Languages Magazine

Structuralist Methods in a Post-Structuralist Humanities

By Sdlong

The topic of this conference (going on now!) at Utrecht University raises an issue similar to the one I raised in my article at LSE’s Impact Blog: that DH’ists have been excellent at mining data but not always so brilliant at pooling data to address the traditional questions and theories that concern humanists. Here’s the conference description (it focuses specifically on DH and history):

Across Europe, there has been much focus on digitizing historical collections and on developing digital tools to take advantage of those collections. What has been lacking, however, is a discussion of how the research results provided by such tools should be used as a part of historical research projects. Although many developers have solicited input from researchers, discussion between historians has been thus far limited.

The workshop seeks to explore how results of digital research should be used in historical research and to address questions about the validity of digitally mined evidence and its interpretation.

And here’s what I said in my Impact Blog article, using my own personal hero’s research in literary geography as an example:

[Digital humanists] certainly re-purpose and evoke one another’s methods, but to date, I have not seen many papers citing, for example, Moretti’s actual maps to generate an argument not about methods but about what the maps might mean. Just because Moretti generated these geographical data does not mean he has sole ownership over their implications or their usefulness in other contexts.

I realize now that the problem is still one of method—of method incompatibility, to be precise. And the conference statement above gets to the heart of it.

Mining results with quantitative techniques is ultimately just data gathering; the next step, of course, is to build theories and answer questions with that data. The problem is, in the humanities, that moving from data gathering to theory building forces the researcher to move between two seemingly incommensurable ways of working. Quantitative data mining is based on strict structuralist principles, requiring categorization and sometimes inflexible ontologies; humanistic theories about history or language, on the other hand, are almost always post-structuralist in their orientation. Even if we’re not talking Foucault or Derrida, the tendency in the humanities is to build theories that reject empirical readings of the world that rely on strict categorization. The 21st century humanistic move par excellence is to uncover the influence of “socially constructed” categories on purportedly objective worldviews (or experimental results).

On Twitter, Melvin Wevers brings up the possibility of a “post-structuralist corpus linguistics.” To which James Baker and I replied that that might be a contradiction in terms. To my knowledge, there is no corpus project in existence that could be said to enact post-structuralist principles in any meaningful way. Such a project would require a complete overhaul of corpus technology from the ground up.

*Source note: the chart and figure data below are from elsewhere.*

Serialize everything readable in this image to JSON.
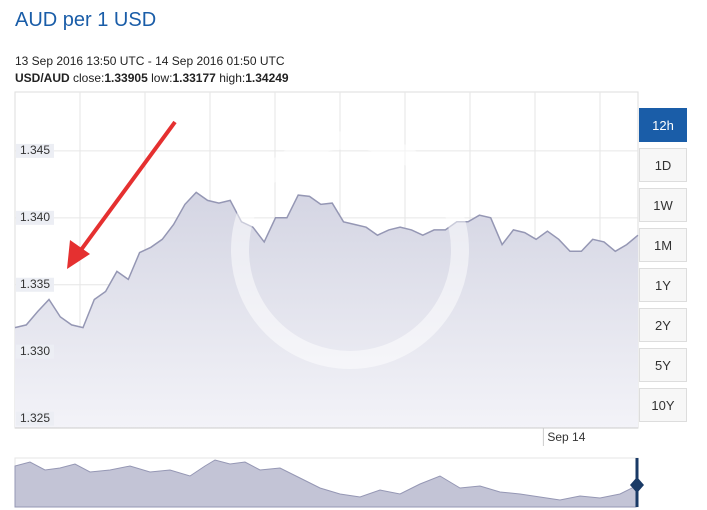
{
  "header": {
    "title": "AUD per 1 USD",
    "range": "13 Sep 2016 13:50 UTC - 14 Sep 2016 01:50 UTC",
    "pair": "USD/AUD",
    "stats": [
      {
        "label": "close:",
        "value": "1.33905"
      },
      {
        "label": "low:",
        "value": "1.33177"
      },
      {
        "label": "high:",
        "value": "1.34249"
      }
    ]
  },
  "chart_data": {
    "type": "area",
    "categories": [
      null,
      null,
      null,
      null,
      null,
      null,
      null,
      null,
      null,
      null,
      null,
      null,
      null,
      null,
      null,
      null,
      null,
      null,
      null,
      null,
      null,
      null,
      null,
      null,
      null,
      null,
      null,
      null,
      null,
      null,
      null,
      null,
      null,
      null,
      null,
      null,
      null,
      null,
      null,
      null,
      null,
      null,
      null,
      null,
      null,
      null,
      null,
      "Sep 14",
      null,
      null,
      null,
      null,
      null,
      null,
      null,
      null
    ],
    "values": [
      1.3318,
      1.332,
      1.333,
      1.3339,
      1.3326,
      1.332,
      1.3318,
      1.3339,
      1.3345,
      1.336,
      1.3354,
      1.3374,
      1.3378,
      1.3384,
      1.3395,
      1.341,
      1.3419,
      1.3413,
      1.3411,
      1.3413,
      1.3397,
      1.3393,
      1.3382,
      1.34,
      1.34,
      1.3417,
      1.3416,
      1.341,
      1.3411,
      1.3397,
      1.3395,
      1.3393,
      1.3387,
      1.3391,
      1.3393,
      1.3391,
      1.3387,
      1.3391,
      1.3391,
      1.3397,
      1.3397,
      1.3402,
      1.34,
      1.338,
      1.3391,
      1.3389,
      1.3384,
      1.339,
      1.3384,
      1.3375,
      1.3375,
      1.3384,
      1.3382,
      1.3375,
      1.338,
      1.3387
    ],
    "color": "#9597b4",
    "ylim": [
      1.3243,
      1.3494
    ],
    "yticks": [
      {
        "value": 1.325,
        "label": "1.325"
      },
      {
        "value": 1.33,
        "label": "1.330"
      },
      {
        "value": 1.335,
        "label": "1.335"
      },
      {
        "value": 1.34,
        "label": "1.340"
      },
      {
        "value": 1.345,
        "label": "1.345"
      }
    ],
    "grid": true
  },
  "controls": {
    "ranges": [
      "12h",
      "1D",
      "1W",
      "1M",
      "1Y",
      "2Y",
      "5Y",
      "10Y"
    ],
    "selected": "12h"
  }
}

So where does that leave the digital humanities when it comes to addressing the sorts of questions that got most of us interested in the humanities in the first place? Is DH condemned forever to gather interesting data without ever building (or challenging) theories from that data? Is it too much of an unnatural vivisection to insert structural, quantitative data into a post-structuralist humanities?

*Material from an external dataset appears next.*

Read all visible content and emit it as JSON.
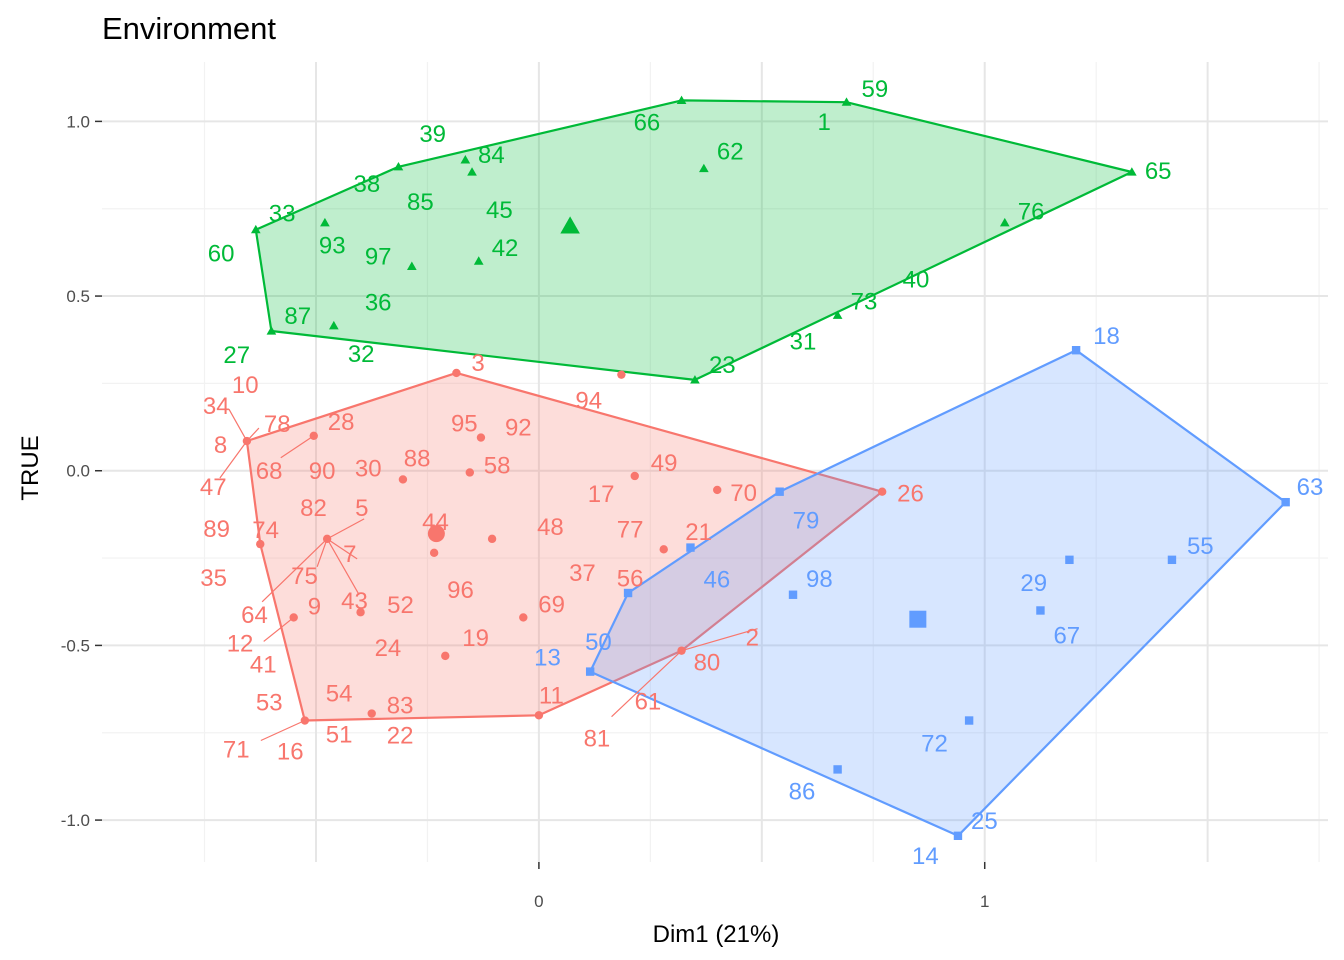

James Baker throws an historical light on the question. When I said that post-structuralism and corpus linguistics are fundamentally incommensurable, he replied with the following point:

@SethLargo @melvinwevers And it makes sense, right. As post-structuralism was ~ a reaction to quant social science methods, cliometrics etc.

— James Baker (@j_w_baker) September 14, 2015

And he suggested that in his own work, he tries to follow this historical development:

@melvinwevers I enjoy being consciously positivist then subjecting my positivism to sustained critique. Helps me get somewhere #beyondmining

— James Baker (@j_w_baker) September 14, 2015

Structuralism/post-structuralism exists (or should exist) in dialectical tension. The latter is a real historical response to the former. It makes sense, then, to enact this tension in DH research. Start out as a positivist, end as a critical theorist, then go back around in a recursive process. This is probably what anyone working with DH methods probably does already. I think Baker’s point is that my “problem” posed above (structuralist methods in a post-structuralist humanities) isn’t so much a problem as a tension we need to be comfortable living with.

Not all humanistic questions or theories can be meaningfully tackled with structuralist methods, but some can. Perhaps a first step toward enacting the structuralist/post-structuralist dialectical tension in research is to discuss principles regarding which topics are or are not “fair game” for DH methods. Another step is going to be for skeptical peer reviewers not to balk at structuralist methods by subtly trying to remove them with calls for more “nuance.” Searching out the nuances of an argument—refining it—is the job of multiple researchers across years of coordinated effort. Knee-jerk post-structuralist critiques (or requests for an author to put them in her article) are unhelpful when a researcher has consciously chosen to utilize structuralist methods.